You may need frequent medical tests to be sure this medicine is not causing harmful effects. Your cancer treatments may be delayed based on the results.

What happens if I miss a dose?

Call your doctor for instructions if you miss an appointment for your ipilimumab injection.

What happens if I overdose?

Since ipilimumab is given by a healthcare professional in a medical setting, an overdose is unlikely to occur.

What should I avoid while receiving ipilimumab?

Follow your doctor's instructions about any restrictions on food, beverages, or activity.

What are the possible side effects of ipilimumab?

Get emergency medical help if you have signs of an allergic reaction (hives, difficult breathing, swelling in your face or throat) or a severe skin reaction (fever, sore throat, burning eyes, skin pain, red or purple skin rash with blistering and peeling).

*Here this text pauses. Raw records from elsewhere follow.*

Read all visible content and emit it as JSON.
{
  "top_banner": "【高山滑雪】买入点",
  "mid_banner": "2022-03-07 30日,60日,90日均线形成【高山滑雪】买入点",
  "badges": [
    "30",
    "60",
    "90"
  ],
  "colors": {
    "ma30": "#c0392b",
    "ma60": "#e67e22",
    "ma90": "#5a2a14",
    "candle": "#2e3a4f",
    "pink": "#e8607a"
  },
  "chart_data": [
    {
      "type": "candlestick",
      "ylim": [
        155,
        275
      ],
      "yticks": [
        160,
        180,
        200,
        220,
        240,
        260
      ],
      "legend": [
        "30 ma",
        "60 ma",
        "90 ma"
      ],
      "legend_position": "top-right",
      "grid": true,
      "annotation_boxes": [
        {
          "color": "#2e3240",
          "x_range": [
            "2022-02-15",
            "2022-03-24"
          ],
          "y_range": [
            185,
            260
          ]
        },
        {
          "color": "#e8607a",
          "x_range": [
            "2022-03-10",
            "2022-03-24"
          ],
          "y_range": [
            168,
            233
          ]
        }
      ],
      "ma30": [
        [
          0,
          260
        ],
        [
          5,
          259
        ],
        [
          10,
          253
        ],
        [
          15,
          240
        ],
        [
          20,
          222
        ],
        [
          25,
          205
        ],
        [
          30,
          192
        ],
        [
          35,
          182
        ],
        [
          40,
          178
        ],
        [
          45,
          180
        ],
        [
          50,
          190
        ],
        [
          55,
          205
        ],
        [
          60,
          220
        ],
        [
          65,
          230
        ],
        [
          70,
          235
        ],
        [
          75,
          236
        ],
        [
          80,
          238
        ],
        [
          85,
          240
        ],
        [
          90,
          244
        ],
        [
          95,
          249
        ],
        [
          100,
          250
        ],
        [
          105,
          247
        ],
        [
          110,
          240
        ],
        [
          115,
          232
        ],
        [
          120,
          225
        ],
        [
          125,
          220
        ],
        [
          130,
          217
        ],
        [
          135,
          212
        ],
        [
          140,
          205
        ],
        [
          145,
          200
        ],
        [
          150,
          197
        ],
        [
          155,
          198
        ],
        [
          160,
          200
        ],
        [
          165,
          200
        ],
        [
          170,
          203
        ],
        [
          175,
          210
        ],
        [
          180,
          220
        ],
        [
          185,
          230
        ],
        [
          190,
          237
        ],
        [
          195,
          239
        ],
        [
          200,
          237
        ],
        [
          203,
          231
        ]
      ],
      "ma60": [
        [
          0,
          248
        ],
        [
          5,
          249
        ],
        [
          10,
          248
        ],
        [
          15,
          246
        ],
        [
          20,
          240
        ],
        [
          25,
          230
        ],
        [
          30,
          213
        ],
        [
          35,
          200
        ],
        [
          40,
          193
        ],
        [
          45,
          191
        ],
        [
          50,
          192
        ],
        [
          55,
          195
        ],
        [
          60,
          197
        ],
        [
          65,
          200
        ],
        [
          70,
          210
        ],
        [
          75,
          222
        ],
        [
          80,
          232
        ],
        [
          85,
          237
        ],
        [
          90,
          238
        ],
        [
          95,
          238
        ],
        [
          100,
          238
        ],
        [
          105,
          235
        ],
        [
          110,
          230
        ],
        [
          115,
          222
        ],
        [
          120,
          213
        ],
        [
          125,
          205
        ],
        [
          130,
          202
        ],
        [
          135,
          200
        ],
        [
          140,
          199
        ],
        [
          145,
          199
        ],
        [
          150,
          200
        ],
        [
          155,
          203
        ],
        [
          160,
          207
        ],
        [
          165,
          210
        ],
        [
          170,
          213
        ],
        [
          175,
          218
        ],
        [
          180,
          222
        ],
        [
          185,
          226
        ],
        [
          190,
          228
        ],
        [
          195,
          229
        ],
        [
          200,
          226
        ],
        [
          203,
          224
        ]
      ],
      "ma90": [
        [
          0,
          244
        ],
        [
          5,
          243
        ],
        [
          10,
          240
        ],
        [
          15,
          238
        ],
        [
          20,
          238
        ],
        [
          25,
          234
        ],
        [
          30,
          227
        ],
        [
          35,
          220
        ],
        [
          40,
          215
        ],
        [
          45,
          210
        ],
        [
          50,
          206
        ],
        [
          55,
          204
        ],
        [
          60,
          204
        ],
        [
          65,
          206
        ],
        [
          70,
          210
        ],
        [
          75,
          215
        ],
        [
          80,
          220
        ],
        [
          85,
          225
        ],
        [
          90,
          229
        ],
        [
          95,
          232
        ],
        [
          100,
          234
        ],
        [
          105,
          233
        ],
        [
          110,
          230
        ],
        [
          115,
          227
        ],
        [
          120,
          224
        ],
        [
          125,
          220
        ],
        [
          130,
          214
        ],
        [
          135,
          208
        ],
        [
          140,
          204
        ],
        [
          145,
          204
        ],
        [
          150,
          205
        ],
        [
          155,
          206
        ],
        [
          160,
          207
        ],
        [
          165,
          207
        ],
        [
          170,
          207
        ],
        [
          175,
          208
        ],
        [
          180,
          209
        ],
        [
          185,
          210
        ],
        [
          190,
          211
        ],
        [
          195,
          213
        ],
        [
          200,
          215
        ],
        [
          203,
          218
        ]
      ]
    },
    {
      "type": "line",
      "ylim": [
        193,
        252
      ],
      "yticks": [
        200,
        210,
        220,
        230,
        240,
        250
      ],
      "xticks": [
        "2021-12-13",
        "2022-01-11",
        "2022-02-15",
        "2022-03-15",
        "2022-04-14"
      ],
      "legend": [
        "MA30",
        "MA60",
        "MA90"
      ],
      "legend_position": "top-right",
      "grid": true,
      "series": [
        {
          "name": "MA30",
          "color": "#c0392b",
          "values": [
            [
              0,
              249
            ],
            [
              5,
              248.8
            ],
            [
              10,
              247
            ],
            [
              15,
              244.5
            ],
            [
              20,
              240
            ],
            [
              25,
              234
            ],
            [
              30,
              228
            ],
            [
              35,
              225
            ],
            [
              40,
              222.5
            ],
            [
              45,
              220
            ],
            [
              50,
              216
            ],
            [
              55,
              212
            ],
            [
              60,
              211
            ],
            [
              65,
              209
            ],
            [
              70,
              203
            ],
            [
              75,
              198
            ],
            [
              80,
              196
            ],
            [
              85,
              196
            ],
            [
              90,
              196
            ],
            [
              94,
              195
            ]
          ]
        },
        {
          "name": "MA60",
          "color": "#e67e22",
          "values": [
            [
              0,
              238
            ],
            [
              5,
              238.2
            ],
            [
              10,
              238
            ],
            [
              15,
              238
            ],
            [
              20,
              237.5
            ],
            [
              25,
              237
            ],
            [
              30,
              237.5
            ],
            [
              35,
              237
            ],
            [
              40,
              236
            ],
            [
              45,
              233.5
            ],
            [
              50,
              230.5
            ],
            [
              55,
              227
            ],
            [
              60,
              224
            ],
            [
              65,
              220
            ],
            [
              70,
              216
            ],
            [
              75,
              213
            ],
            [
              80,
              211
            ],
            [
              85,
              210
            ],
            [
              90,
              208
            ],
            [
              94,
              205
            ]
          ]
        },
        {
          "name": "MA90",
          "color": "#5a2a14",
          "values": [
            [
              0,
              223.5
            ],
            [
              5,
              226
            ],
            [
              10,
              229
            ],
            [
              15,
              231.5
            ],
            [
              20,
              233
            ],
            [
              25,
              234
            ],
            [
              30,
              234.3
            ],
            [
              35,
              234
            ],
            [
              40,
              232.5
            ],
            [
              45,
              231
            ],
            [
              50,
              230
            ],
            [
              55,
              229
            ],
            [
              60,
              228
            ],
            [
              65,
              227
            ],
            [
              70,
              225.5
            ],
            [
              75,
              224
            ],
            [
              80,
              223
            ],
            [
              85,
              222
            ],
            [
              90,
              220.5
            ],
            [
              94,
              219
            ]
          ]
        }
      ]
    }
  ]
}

Some side effects may occur during the injection. Tell your caregiver if you feel dizzy, itchy, warm, tingly, feverish, chilled, or light-headed.

Serious and sometimes fatal reactions may occur during treatment with ipilimumab or months after stopping. Call your doctor right away if you have symptoms such as:

  • stomach pain, nausea, vomiting, loss of appetite;
  • diarrhea, bloody or tarry stools;
  • muscle weakness, numbness or tingling;
  • new or worsening cough, chest pain, shortness of breath;
  • vision problems, eye pain or redness;
  • kidney problems --little or no urination, swelling in your feet or ankles, blood in your urine;
  • liver problems --right-sided upper stomach pain, tiredness, bruising or bleeding, dark urine, yellowing of your skin or eyes;
  • thyroid problems --unusual headaches, feeling cold or tired, weight gain, mood changes, dizziness, fainting; or
  • inflammation of the brain --headache, neck stiffness, drowsiness, fever, confusion, hallucinations, or a seizure.

Your cancer treatments may be delayed or permanently discontinued if you have certain side effects.

Common side effects may include:

  • fever, cough, shortness of breath;
  • nausea, vomiting, stomach pain, loss of appetite;
  • diarrhea, constipation;
  • weight loss;
  • rash or itching;
  • headache, dizziness, tiredness;
  • sleep problems (insomnia); or
  • pain in your muscles, joints, or bones.

This is not a complete list of side effects and others may occur. Call your doctor for medical advice about side effects. You may report side effects to FDA at 1-800-FDA-1088.

What other drugs will affect ipilimumab?

Other drugs may affect ipilimumab, including prescription and over-the-counter medicines, vitamins, and herbal products. Tell your doctor about all your current medicines and any medicine you start or stop using.

Where can I get more information?

Your pharmacist can provide more information about ipilimumab.

Remember, keep this and all other medicines out of the reach of children, never share your medicines with others, and use this medication only for the indication prescribed.